Just a post about where I could go and how could I get help to pay for a couple of days just to relax by myself or with other people with MS. I have had a terrible time since January 2012. My mum before this date had an 8 cm brain tumour removed but 18 months later had a huge stroke, now cannot do anything for herself, needs careers 4 times daily, then when she was just out of hospital on her birthday I had dad at hospital as his stomach ulcers were bothering him that was 11th April 2012 , he was told that day he had terminal cancer and had 12 weeks to live, with chemo might see Xmas, well 2 doses of chemo and 11 weeks later dad died his last week me and my sister and very pregnant daughter sat with him all and every day , but the Sunday morning I slept in due to exhaustion, dad died before we could get there, I was and still am devastated, mum now dz with dementia cannot remember dad dying so we have to tell her every day, so grieving goes on and on, my brother was dz with Ms a week before dad died and my grandson was born 3 weeks after dad died too, mum now been dz with osteoporosis and my daughter being tested for Ms, my health has gone downhill badly and I feel I need some me time, am I being selfish, have not been out the house since 24 th nov 2014 as I get dizzy feel sick even at the thought of it, as I no longer have anyone to go with me, I have my fab hubby but he does not and will not find out about my illness, I now have extremely bad bladder problems and had a huge relapse last yr where I could not walk and had a cathater fitted for 10days, I now self cathaterise everyday and have to wear inconvenience pads they put me off going out at all as I know everyone can see them.
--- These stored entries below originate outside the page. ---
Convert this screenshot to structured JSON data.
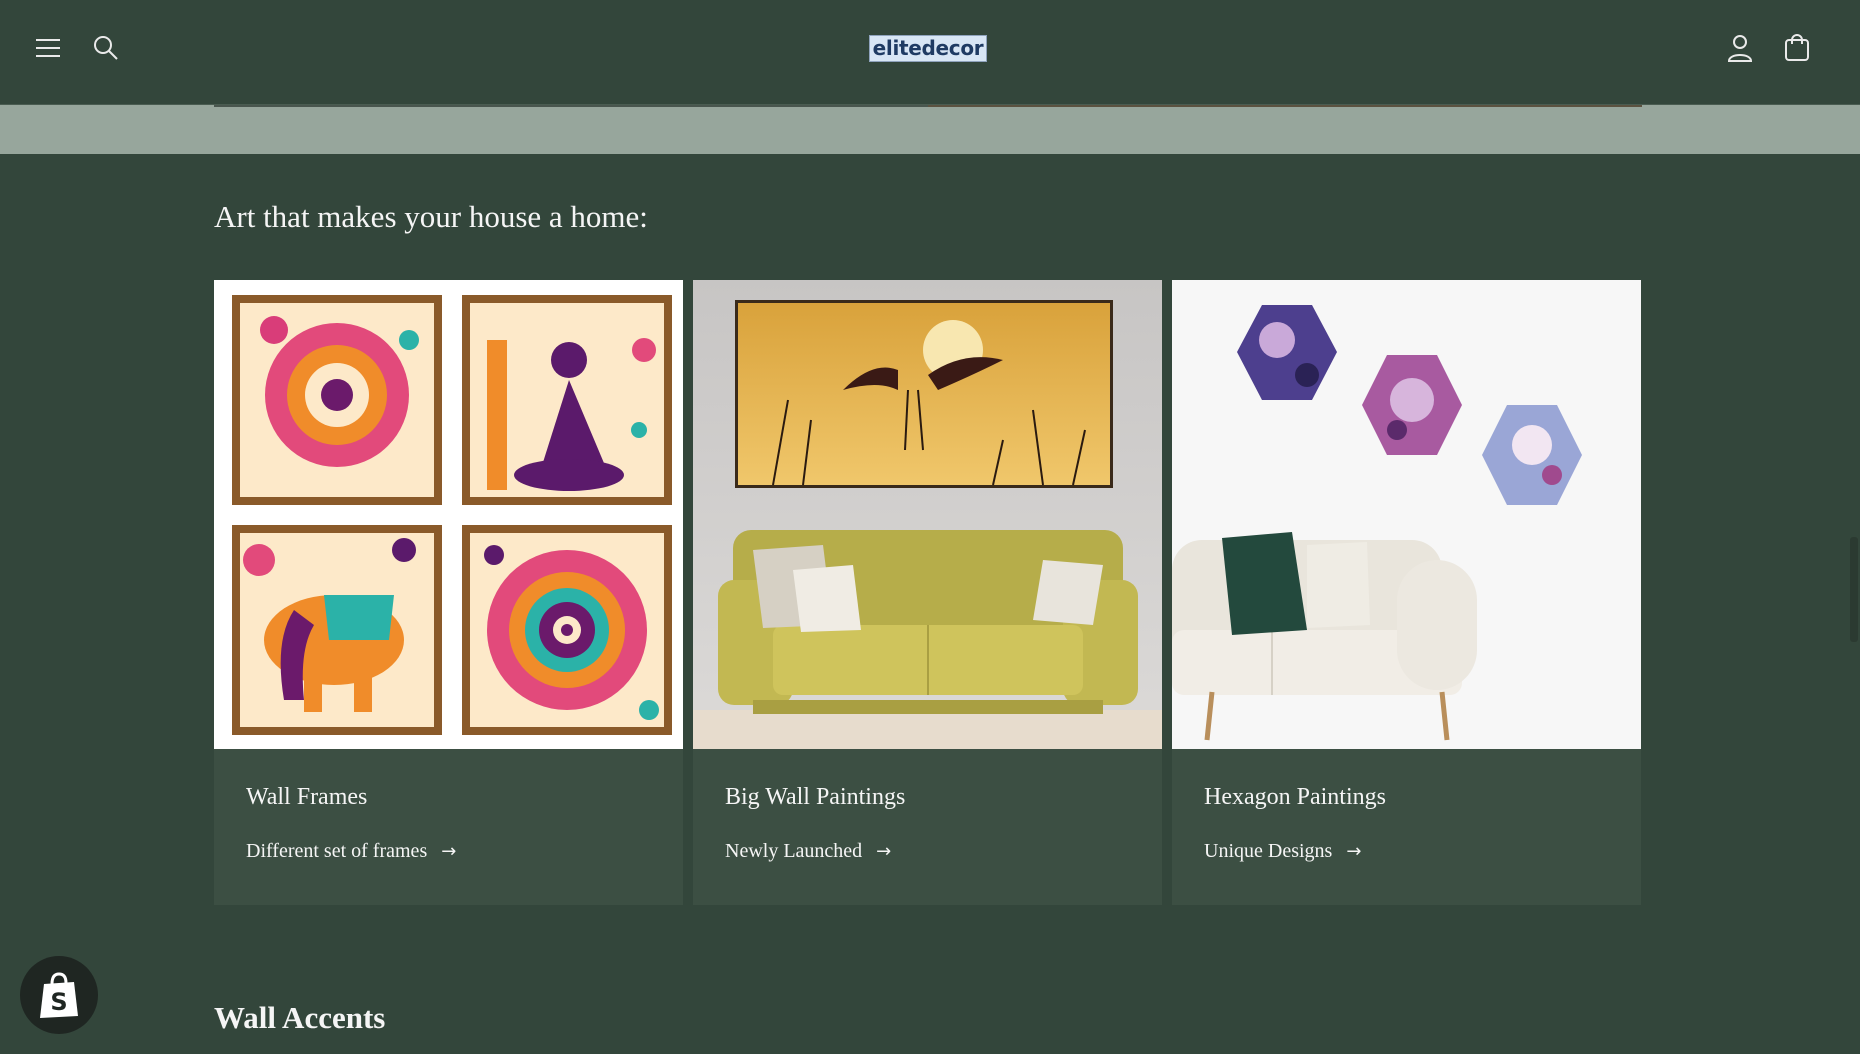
{
  "header": {
    "logo_text": "elitedecor",
    "icons": [
      "menu-icon",
      "search-icon",
      "account-icon",
      "cart-icon"
    ]
  },
  "section": {
    "title": "Art that makes your house a home:"
  },
  "cards": [
    {
      "title": "Wall Frames",
      "link_label": "Different set of frames",
      "image": "four framed folk-art prints"
    },
    {
      "title": "Big Wall Paintings",
      "link_label": "Newly Launched",
      "image": "crane painting above yellow sofa"
    },
    {
      "title": "Hexagon Paintings",
      "link_label": "Unique Designs",
      "image": "three hexagon paintings above white sofa"
    }
  ],
  "next_section": {
    "title": "Wall Accents"
  },
  "colors": {
    "background": "#33463b",
    "card": "#3c4f43",
    "strip": "#97a69c",
    "logo_bg": "#d8e6f5"
  }
}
I just need a couple of days on my own to relax , sleep, cry, but feel so guilty that I want this, I cannot afford to go away anyhow, I am 48 but feel 80. Sorry for the rant xx
Janice dear - Rant on - as much as you want. l cannot believe how much bad luck you have had thrown at you. l often say ‘if it wasn’t for bad luck l would have no luck at all’. But after reading your post - l must count my blessings.
l have had PPMS for 32yrs. - Then 8yrs ago my OH had a brain tumour - which he had an op and high doses of steroid treatment which caused type 1 diabetes. He had to give up work - and we have had to look after one another - as well as caring for my 91yr old mum. l have had a Supra Pubic catheter about 20yrs now - which has been a god-send. But l have no control of bowels.
l do worry about the future - and what is going to happen.
lf you could get away for a few days - are you sure you would want to spend it with others with similar problems. l think l would find it rather depressing. l think a few ‘spa’ treatments would be beneficial.
Lets hope someone can come up with a few suggestions.
l hope you are taking a high dose vit D3 and also vit B12 - as a deficiency of both is quite usual for us with MS. Just google vitamin d3 deficiency MS - and the same with B12.
The latest med for bladder control is Betmiga - it works quite differently then the old type ie: Oxybutinin / Detrusitol etc. None of the nasty side-effects. LDN also helps with bladder control/fatigue.
lf you can get to feel better about yourself and more in control - you will be able to face life, and the problems it chucks at you , easier.
Oh gosh Janice I am new to this forum so I hope there will be more experienced people reading your post who will be better able to help you. You poor dear no wonder your feeling exhausted, so much has been happening in your life it sounds like Iits all got on top of you. I lost my mum last april and I know how hard a bereavement is! Do you have an ms support group in your area? If so they may be able to help you. You could give the ms society a call and they would advise you about whats available for you. I hope that jotting it down has helped you a bit - underneath it all you are obviously a very strong person so I hope you can draw on that strength a little longer! Know that you are not alone, I will be thinking of you and saying a little prayer for you too.
Give the MS helpline a ring. I believe the respite care centres run or used by the MS Society have closed but that there may be funding for short breaks. I think I read on this site a while ago about someone getting a weekend spa break.
I hope you can get something organised.